The three groups of animals also have different ways of keeping the gas exchange surface moist. Fish live in water, and get their oxygen from water, so this keeps their gills moist. Mammals have mucus in the trachea keeping it moist, and the whole gas exchange system is internal to keep this moisture in. Insects have water at the ends of their tracheoles for oxgen to dissolve in to diffuse. The gas exchange system is internal to reduce water loss, and the spiracles can open and close to control it, depending on environmental conditions.
Both fish and mammals have a circulatory system. Oxygen is absorbed into the blood at the gas exchange surface to be carried around the body to every cell. Because the oxygen is transported by the blood, the sizes of fish and mammals are unlimited. Insects on the other hand don't have a circulatory system. Their tracheoles reach every cell, and they rely on diffusion for oxygen to reach each cell. The bigger the insect, the harder it is for oxygen to get to every cell by diffusion. This means the size of insects is limited, and they don't get very big. The circulatory system makes the gas exchange system in fish and mammals more efficient than the gas exchange system in insects.

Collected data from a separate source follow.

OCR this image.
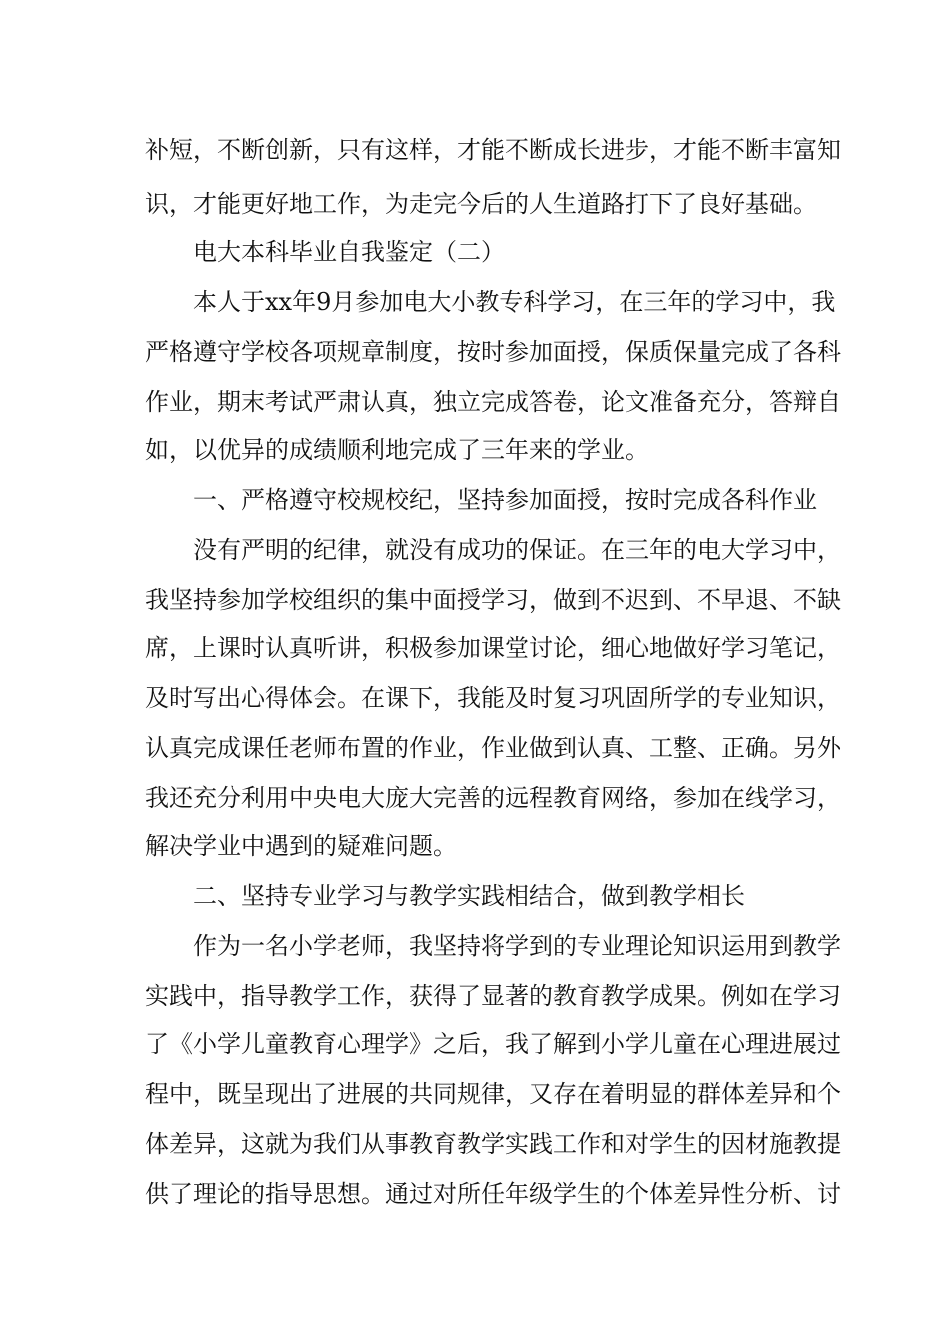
补短，不断创新，只有这样，才能不断成长进步，才能不断丰富知
识，才能更好地工作，为走完今后的人生道路打下了良好基础。
电大本科毕业自我鉴定（二）
本人于xx年9月参加电大小教专科学习，在三年的学习中，我
严格遵守学校各项规章制度，按时参加面授，保质保量完成了各科
作业，期末考试严肃认真，独立完成答卷，论文准备充分，答辩自
如，以优异的成绩顺利地完成了三年来的学业。
一、严格遵守校规校纪，坚持参加面授，按时完成各科作业
没有严明的纪律，就没有成功的保证。在三年的电大学习中，
我坚持参加学校组织的集中面授学习，做到不迟到、不早退、不缺
席，上课时认真听讲，积极参加课堂讨论，细心地做好学习笔记，
及时写出心得体会。在课下，我能及时复习巩固所学的专业知识，
认真完成课任老师布置的作业，作业做到认真、工整、正确。另外
我还充分利用中央电大庞大完善的远程教育网络，参加在线学习，
解决学业中遇到的疑难问题。
二、坚持专业学习与教学实践相结合，做到教学相长
作为一名小学老师，我坚持将学到的专业理论知识运用到教学
实践中，指导教学工作，获得了显著的教育教学成果。例如在学习
了《小学儿童教育心理学》之后，我了解到小学儿童在心理进展过
程中，既呈现出了进展的共同规律，又存在着明显的群体差异和个
体差异，这就为我们从事教育教学实践工作和对学生的因材施教提
供了理论的指导思想。通过对所任年级学生的个体差异性分析、讨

Mammals and insects both get their oxygen from air, while fish get oxygen from water. Water has a much lower oxygen concentration than air, and is harder to ventilate because it is more viscous. This means fish need to have a more efficient gas exchange system to get enough oxygen from the water. This is why fish have a unidirectional flow of water through the gills while mammals and insects have tidal ventilation. The unidirectional flow is achieved by taking water in through their mouths, then pushing it through the gills and out the operculum. The water flows through the lamellae in the gills in the opposite direction to the blood. This is called the counter-current system and allows for the most efficient diffusion of gases between the water and the blood. The concentration gradient is maintained the whole way through the gills, because the most oxygenated water meets the most oxygenated blood, and the least oxygenated water meets the least oxygenated blood. If the water and blood flowed in the same direction, the oxygen concentration of blood and water would equalise at 50% half way through the gills, so not as much oxygen would be absorbed by the blood. Mammals and insects have tidal ventilation, which means the air goes in and out the same way. This means with each breath, not all of the old air makes it out of the body, so not all of the air coming in is new. Because of this, mammals and insects don't get the maximum amount of oxygen out of the air. Fish have a much more efficient way of ventilating the gas exchange surface than insects and mammals. The counter current system also makes fish more efficient at getting oxygen into their bloodstream than mammals.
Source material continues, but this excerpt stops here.